For this show, an invited group of print studio members have created new works using the city itself as a subject matter. For some, this sits quite consistently with their typical process but for others it was a less familiar brief.

Their resulting works represent an informal series of reflections on Glasgow through a range of technical approaches.

GPS gallery manager, James Murphy, said: “It’s been fascinating to see how the artists have responded. For some, the subject matter sits quite consistently with their typical process but for others it was a less familiar brief. The artists were chosen in part with this in mind.

“The exhibition will also help to enrich our retail offer, with works in edition (and unsold unique works) being added to gallery stock when the show closes.”

Wishing to avoid showing only highly representative images of recognisable Glasgow structures and landmarks, interpretations range along a scale of literalness and there are images that do not immediately give up their reference points. In addition, alongside works whose focus is wide and analytical, there are also personal stories, whimsical reflections and even influences from other cities woven in to the show as a whole.

Those taking the more literal approach include Harry Magee and Fiona Watson. Fiona Watson has created beautifully executed etchings of the Clyde and the Victorian glass houses of the Botanic Gardens. Magee’s images feature well-known landmarks such as the Finnieston Crane, the Clyde Auditorium (affectionately known as the ‘Armadillo’) Kelvingrove Art Gallery and the domes of the City Chambers.

For Gregor Smith the constant destruction (demolition) and construction visible around the city gave rise to the work, ‘Structure and Rain’, based on an experience one dark, wet and windy night last winter at the site of the former goods yard on High Street. The work, ‘Changing Times’, is based on buildings on Nicholas Street and Argyle Street.

Rachel Duckhouse’s abstracted etchings of the Sheriff Court and the St Enoch Centre are concerned with the form of the buildings and their impact on the visual environment that form part of the artist’s daily commute.

Murray Robertson’s ‘Mungotaur’ is a response to the poem of the same name by Jim Carruth, Glasgow’s poet laureate  since 2014. ‘The Mungotaur’ transposes the Greek myth of the Minotaur to a series of poems centred on the Glasgow Subway system with each of the 15 stations represented by a verse reflecting the stories of people, their histories and their destinations.

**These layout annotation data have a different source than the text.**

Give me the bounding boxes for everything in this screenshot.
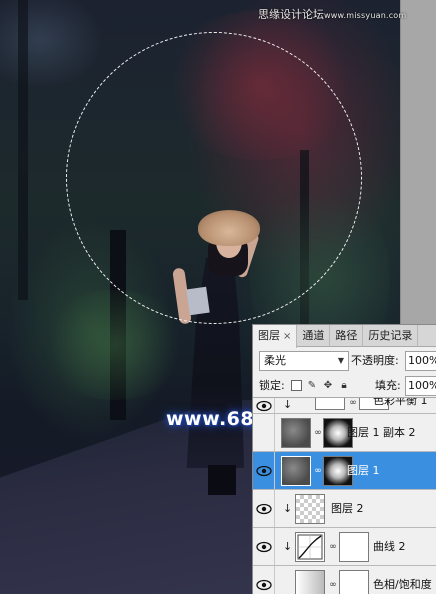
lock-transparent-pixels-icon[interactable] bbox=[291, 380, 302, 391]
elliptical-selection-marquee[interactable] bbox=[66, 32, 362, 324]
tab-label: 路径 bbox=[335, 329, 358, 342]
eye-icon bbox=[256, 540, 272, 554]
eye-icon bbox=[256, 464, 272, 478]
tree-trunk bbox=[18, 0, 28, 300]
layer-row-curves2[interactable]: ↓ ∞ 曲线 2 bbox=[253, 528, 436, 566]
watermark-site: www.missyuan.com bbox=[324, 11, 407, 20]
visibility-toggle[interactable] bbox=[253, 528, 275, 565]
clip-arrow-icon: ↓ bbox=[283, 398, 293, 411]
blend-row: 柔光 ▼ 不透明度: 100% bbox=[253, 349, 436, 373]
panel-tabs: 图层 × 通道 路径 历史记录 bbox=[253, 325, 436, 348]
layer-row-layer1[interactable]: ∞ 图层 1 bbox=[253, 452, 436, 490]
layer-name[interactable]: 曲线 2 bbox=[373, 528, 406, 566]
layer-thumbnail[interactable] bbox=[295, 494, 325, 524]
layer-row-layer2[interactable]: ↓ 图层 2 bbox=[253, 490, 436, 528]
link-icon[interactable]: ∞ bbox=[329, 580, 337, 591]
layer-list: ↓ ∞ 色彩平衡 1 ∞ 图层 1 副本 2 ∞ 图层 1 ↓ 图层 2 ↓ ∞… bbox=[253, 397, 436, 594]
lock-icons: ✎ ✥ 🔒︎ bbox=[291, 379, 350, 392]
lock-image-pixels-icon[interactable]: ✎ bbox=[306, 379, 318, 392]
opacity-label: 不透明度: bbox=[351, 354, 399, 367]
clip-arrow-icon: ↓ bbox=[283, 502, 293, 515]
layer-name[interactable]: 色彩平衡 1 bbox=[373, 398, 428, 408]
tab-label: 通道 bbox=[302, 329, 325, 342]
layer-row-hue-saturation[interactable]: ∞ 色相/饱和度 bbox=[253, 566, 436, 594]
watermark-missyuan: 思缘设计论坛www.missyuan.com bbox=[258, 6, 436, 24]
fill-label: 填充: bbox=[375, 379, 401, 392]
layer-thumbnail[interactable] bbox=[281, 456, 311, 486]
layers-panel: 图层× 通道 路径 历史记录 柔光 ▼ 不透明度: 100% 锁定: ✎ ✥ 🔒… bbox=[252, 324, 436, 594]
tab-layers[interactable]: 图层 × bbox=[253, 325, 298, 348]
chevron-down-icon: ▼ bbox=[337, 356, 344, 365]
visibility-toggle[interactable] bbox=[253, 452, 275, 489]
layer-row-color-balance[interactable]: ↓ ∞ 色彩平衡 1 bbox=[253, 398, 436, 414]
link-icon[interactable]: ∞ bbox=[349, 398, 357, 409]
layer-thumbnail[interactable] bbox=[281, 418, 311, 448]
layer-row-layer1-copy2[interactable]: ∞ 图层 1 副本 2 bbox=[253, 414, 436, 452]
layer-name[interactable]: 图层 1 bbox=[347, 452, 380, 490]
woman-legs bbox=[208, 465, 236, 495]
tab-label: 图层 bbox=[258, 329, 280, 342]
hue-saturation-icon[interactable] bbox=[295, 570, 325, 594]
clip-arrow-icon: ↓ bbox=[283, 540, 293, 553]
curves-icon[interactable] bbox=[295, 532, 325, 562]
eye-icon bbox=[256, 399, 272, 413]
fill-field[interactable]: 100% bbox=[405, 376, 436, 396]
opacity-field[interactable]: 100% bbox=[405, 351, 436, 371]
lock-all-icon[interactable]: 🔒︎ bbox=[338, 379, 350, 392]
layer-name[interactable]: 图层 1 副本 2 bbox=[347, 414, 416, 452]
link-icon[interactable]: ∞ bbox=[314, 428, 322, 439]
watermark-brand: 思缘设计论坛 bbox=[258, 8, 324, 21]
visibility-toggle[interactable] bbox=[253, 414, 275, 451]
tab-channels[interactable]: 通道 bbox=[297, 325, 331, 347]
blend-mode-select[interactable]: 柔光 ▼ bbox=[259, 351, 349, 371]
eye-icon bbox=[256, 578, 272, 592]
blend-mode-value: 柔光 bbox=[264, 354, 286, 367]
visibility-toggle[interactable] bbox=[253, 566, 275, 594]
link-icon[interactable]: ∞ bbox=[314, 466, 322, 477]
adjustment-thumbnail[interactable] bbox=[315, 398, 345, 410]
layer-mask-thumbnail[interactable] bbox=[339, 570, 369, 594]
eye-icon bbox=[256, 502, 272, 516]
close-icon[interactable]: × bbox=[283, 331, 291, 342]
layer-mask-thumbnail[interactable] bbox=[339, 532, 369, 562]
lock-row: 锁定: ✎ ✥ 🔒︎ 填充: 100% bbox=[253, 375, 436, 397]
lock-position-icon[interactable]: ✥ bbox=[322, 379, 334, 392]
tab-label: 历史记录 bbox=[368, 329, 413, 342]
layer-name[interactable]: 图层 2 bbox=[331, 490, 364, 528]
tab-history[interactable]: 历史记录 bbox=[363, 325, 419, 347]
visibility-toggle[interactable] bbox=[253, 490, 275, 527]
lock-label: 锁定: bbox=[259, 379, 285, 392]
layer-name[interactable]: 色相/饱和度 bbox=[373, 566, 432, 594]
visibility-toggle[interactable] bbox=[253, 398, 275, 413]
tab-paths[interactable]: 路径 bbox=[330, 325, 364, 347]
link-icon[interactable]: ∞ bbox=[329, 542, 337, 553]
workspace-gray-area bbox=[400, 0, 436, 330]
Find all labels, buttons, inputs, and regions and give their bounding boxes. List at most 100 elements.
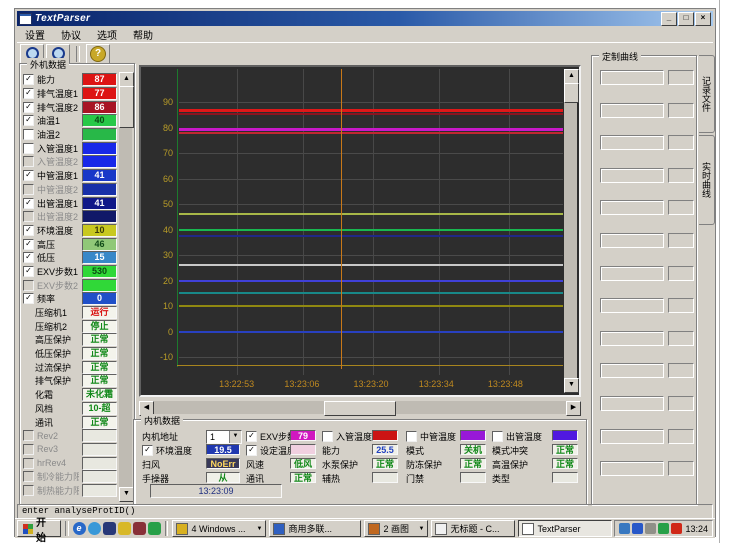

Exhibiting artists: Rachel Duckhouse, Alistair Gow, Rosalind Lawless, Harry Magee, John MacKechnie, Calum McClure, Ian McNicol, Gregory Moore, Allan Richardson, Murray Robertson, Bronwen Sleigh, Gregor Smith, Alasdair Wallace, Fiona Watson. This exhibition has been scheduled to coincide with the European Championships 2018 taking place across the city from the 2nd until 12th of August.